03.01.2026 (mise à jour)
Des conseillers en matière de sécurité nationale de 15 pays, ainsi que des représentants de l'Union européenne et de l'OTAN, se réunissent aujourd'hui à Kiev pour discuter des efforts diplomatiques visant à mettre fin à la guerre en Ukraine / Le ministère russe des Affaires étrangères a exprimé son inquiétude et condamné l'acte d'agression armée commis par les États-Unis contre le Venezuela. Le Kremlin a appelé au dialogue afin d'éviter une nouvelle escalade et de trouver une issue à cette situation
Newsroom, 03.01.2026, 18:55
Ukraine – Des conseillers en matière de sécurité nationale de 15 pays, ainsi que des représentants de l’Union européenne et de l’OTAN, se réunissent aujourd’hui à Kiev pour discuter des efforts diplomatiques visant à mettre fin à la guerre en Ukraine. Une équipe américaine se joindra à la réunion en ligne, a déclaré le président ukrainien Volodymyr Zelensky. Il a précisé que les discussions porteraient principalement sur les garanties de sécurité que les alliés peuvent offrir à l’Ukraine. La réunion a lieu avant le sommet de la Coalition de la volonté, qui sera organisé la semaine prochaine à Paris. L’Ukraine se défend contre l’invasion russe de février 2022, mais malgré des semaines de négociations sur un éventuel accord de paix, aucune fin à la guerre n’est en vue pour le moment.

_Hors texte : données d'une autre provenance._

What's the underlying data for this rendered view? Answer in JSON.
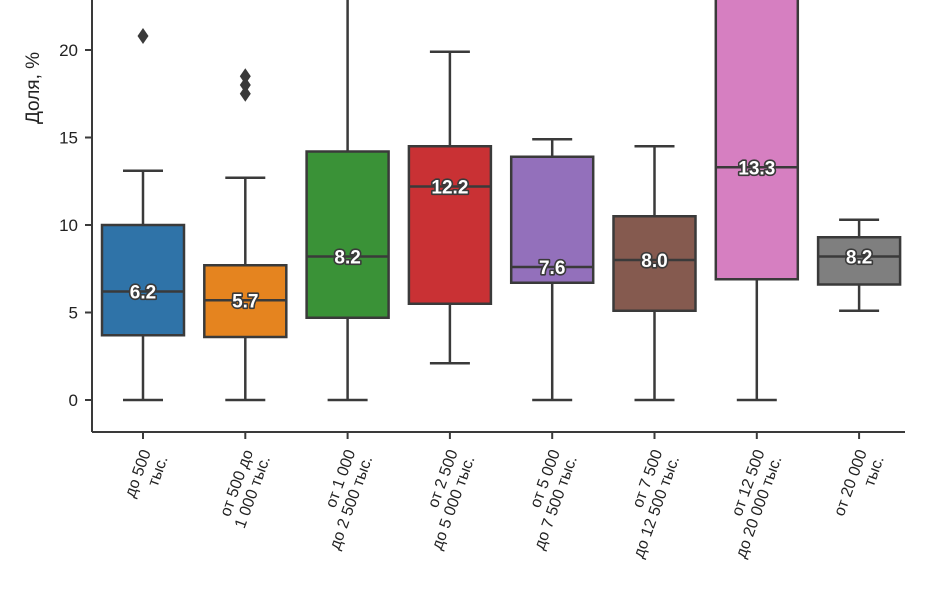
{
  "chart_data": {
    "type": "box",
    "ylabel": "Доля, %",
    "ylim": [
      -1.8,
      22.7
    ],
    "yticks": [
      0,
      5,
      10,
      15,
      20
    ],
    "grid": false,
    "line_color": "#3a3a3a",
    "categories": [
      {
        "label": [
          "до 500",
          "тыс."
        ],
        "color": "#2f73a8",
        "q1": 3.7,
        "median": 6.2,
        "q3": 10.0,
        "whisker_low": 0,
        "whisker_high": 13.1,
        "outliers": [
          20.8
        ],
        "median_label": "6.2"
      },
      {
        "label": [
          "от 500 до",
          "1 000 тыс."
        ],
        "color": "#e5841f",
        "q1": 3.6,
        "median": 5.7,
        "q3": 7.7,
        "whisker_low": 0,
        "whisker_high": 12.7,
        "outliers": [
          17.5,
          18.0,
          18.5
        ],
        "median_label": "5.7"
      },
      {
        "label": [
          "от 1 000",
          "до 2 500 тыс."
        ],
        "color": "#3a9237",
        "q1": 4.7,
        "median": 8.2,
        "q3": 14.2,
        "whisker_low": 0,
        "whisker_high": 23.5,
        "outliers": [],
        "median_label": "8.2"
      },
      {
        "label": [
          "от 2 500",
          "до 5 000 тыс."
        ],
        "color": "#c93134",
        "q1": 5.5,
        "median": 12.2,
        "q3": 14.5,
        "whisker_low": 2.1,
        "whisker_high": 19.9,
        "outliers": [],
        "median_label": "12.2"
      },
      {
        "label": [
          "от 5 000",
          "до 7 500 тыс."
        ],
        "color": "#9370bb",
        "q1": 6.7,
        "median": 7.6,
        "q3": 13.9,
        "whisker_low": 0,
        "whisker_high": 14.9,
        "outliers": [],
        "median_label": "7.6"
      },
      {
        "label": [
          "от 7 500",
          "до 12 500 тыс."
        ],
        "color": "#855a4f",
        "q1": 5.1,
        "median": 8.0,
        "q3": 10.5,
        "whisker_low": 0,
        "whisker_high": 14.5,
        "outliers": [],
        "median_label": "8.0"
      },
      {
        "label": [
          "от 12 500",
          "до 20 000 тыс."
        ],
        "color": "#d67fc1",
        "q1": 6.9,
        "median": 13.3,
        "q3": 23.5,
        "whisker_low": 0,
        "whisker_high": 23.5,
        "outliers": [],
        "median_label": "13.3"
      },
      {
        "label": [
          "от 20 000",
          "тыс."
        ],
        "color": "#7f7f7f",
        "q1": 6.6,
        "median": 8.2,
        "q3": 9.3,
        "whisker_low": 5.1,
        "whisker_high": 10.3,
        "outliers": [],
        "median_label": "8.2"
      }
    ]
  }
}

Venezuela – Le ministère russe des Affaires étrangères a exprimé son inquiétude et condamné l’acte d’agression armée commis par les États-Unis contre le Venezuela. Le Kremlin a appelé au dialogue afin d’éviter une nouvelle escalade et de trouver une issue à cette situation. L’Iran a également qualifié l’attaque militaire américaine contre le Venezuela de violation flagrante de sa souveraineté nationale et de son intégrité territoriale, demandant à l’ONU d’agir immédiatement pour mettre fin à cette agression illégale et de traduire les responsables en justice. Dans le même temps, plusieurs dirigeants européens ont exprimé leur inquiétude face à la situation dans cet État sud-américain. Les diplomations allemande, espagnole et italienne ont annoncé la création de cellules de crise, et Madrid s’est proposé comme négociateur pour aider à trouver une solution pacifique, tout en demandant le respect du droit international au Venezuela. Après l’annonce de la capture et du transfert aux États-Unis du couple présidentiel vénézuélien, la procureure générale américaine Pam Bondi a déclaré sur la plateforme X que les époux Maduro faisaient l’objet d’accusations liées à la drogue et qu’ils « allaient bientôt subir toute la colère de la justice américaine sur le sol américain ». De son côté, le secrétaire d’État américain Marco Rubio a republié, sur la même plateforme, un ancien message dans lequel il affirmait que « Maduro n’est PAS le président du Venezuela et que son régime n’est PAS le gouvernement légitime ». Le chef de la diplomatie américaine accuse Nicolas Maduro d’être à la tête du Cartel de los Soles, une organisation narco-terroriste qui a pris le contrôle du Venezuela.
La cheffe de l’opposition vénézuélienne, Maria Corina Machado, lauréate du prix Nobel de la paix en 2025, a envoyé un message après la capture du président Nicolas Maduro par les États-Unis. « Vénézuéliens, l’heure de la liberté a sonné », a-t-elle écrit dans un communiqué publié sur les réseaux sociaux. Machado a ajouté que Maduro avait été destitué après avoir refusé de négocier son départ et a demandé au candidat de l’opposition à l’élection présidentielle de 2024, Edmundo Gonzalez Urrutia, actuellement en exil en Espagne, « d’assumer immédiatement » la présidence. Elle a également déclaré que l’opposition rétablirait l’ordre dans le pays et libérerait les prisonniers politiques.